IRENA Members to Expand Cross-border Interconnections as Shares of Renewables Grow

Newsletter

According to IRENA’s World Energy Transitions Outlook, to achieve climate goals, global electricity generation must expand three-fold by 2050, making grid flexibility exceptionally important as countries race to reduce emissions. Cross-border interconnection represents one of the key solutions to dealing with the variability of renewable power and grid stability issues.

This topic was the focus of the third meeting of the “Collaborative Framework on Enhancing Dialogue on High Shares of Renewable Energy”. The meeting, facilitated by Uruguay, brought governments, regional organisations, public organisations, development banks and academia to facilitate cross-sectoral cooperation and knowledge sharing.

In his opening remarks, IRENA Director-General Francesco La Camera mentioned that, “Interconnected power systems and cross-border electricity trade offer great opportunities to optimise diverse and abundant renewable energy resources, particularly at the regional level.”

“Our focus is not only on simple interconnection of power systems. It is on interconnections that can enable larger deployment of renewables and can address the variability of solar and wind energy generation and related grid stability issues,” he added.

However, establishing cross-border interconnection frameworks is not simple and requires addressing a set of complex technical, economic, political and institutional issues.

During his presentation, IRENA’s Director of Country Engagement and Partnerships, Gurbuz Gonul stressed the importance of a shared political vision to successfully connect national energy systems and markets. He also presented successful examples of interconnection, such as the Central American Integration System and the Nordic Power Market.

“This is just to show that political will to connect markets and trade renewable power is already largely existent and there are so many good examples of cross-border electricity interconnections and regional power markets across the globe,” he concluded.

The meeting also featured two case study presentations on the West African Power Pool, which unifies 14 national power systems under one regional market, and the Islamic Development Bank on the CASA-1000 project which connects energy systems in Afghanistan, Kyrgyzstan, Pakistan and Tajikistan.
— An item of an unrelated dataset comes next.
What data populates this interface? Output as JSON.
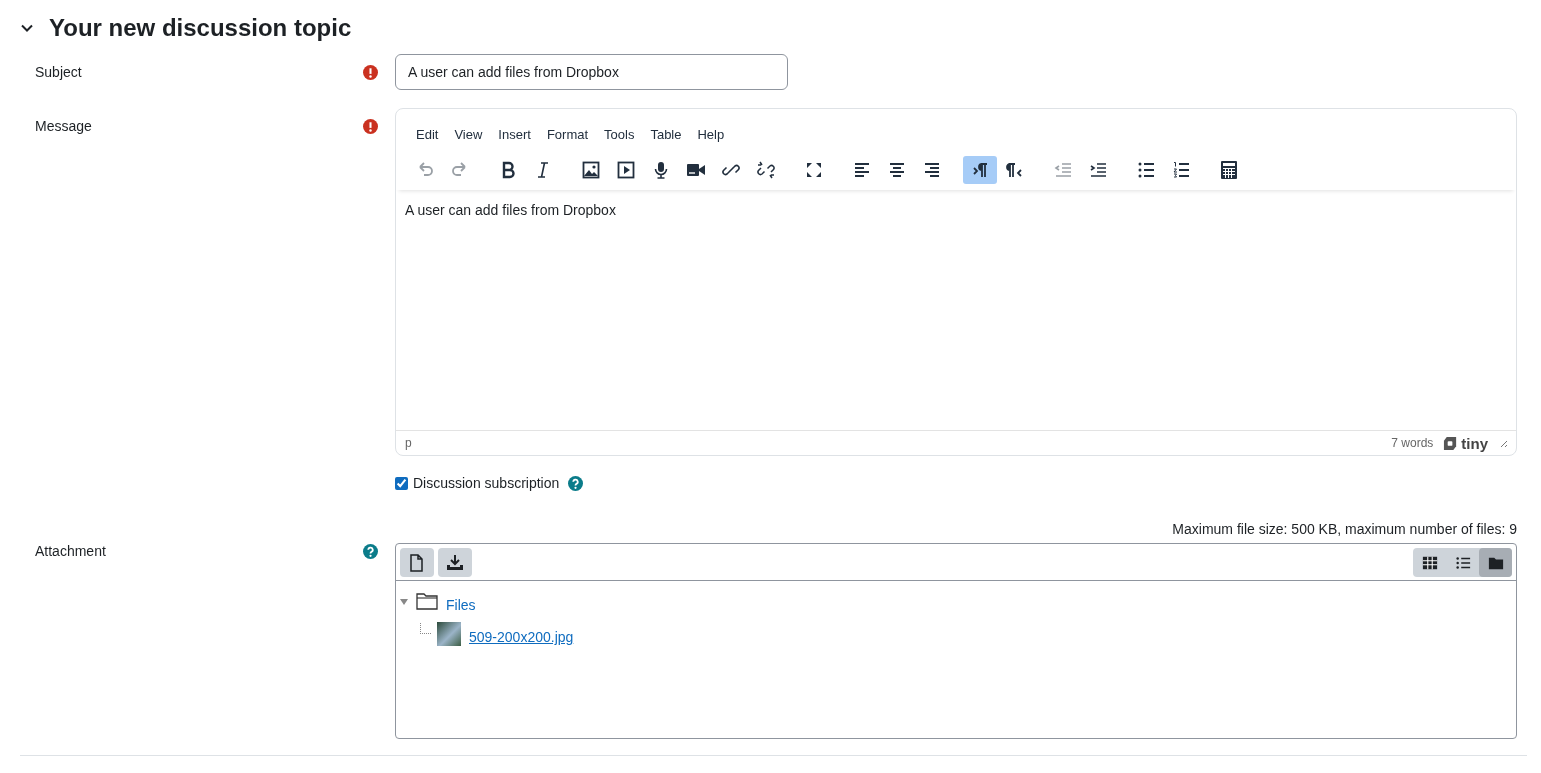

Following the presentations, Member interventions were made by Austria, Brazil, Canada, Croatia, Denmark, Egypt, Ethiopia, El Salvador, Ghana, Italy, Republic of Korea, Mongolia, Morocco, Saudi Arabia, United States of America and Uruguay.

Offering his concluding remarks, H.E. Alvaro Ceriani, Ambassador of Uruguay to the United Arab Emirates and Permanent Representative to IRENA, expressed the intent to organise two additional meetings to discuss energy system operation and energy system planning, which represent the two-remaining pilot-phase workstreams identified by the membership.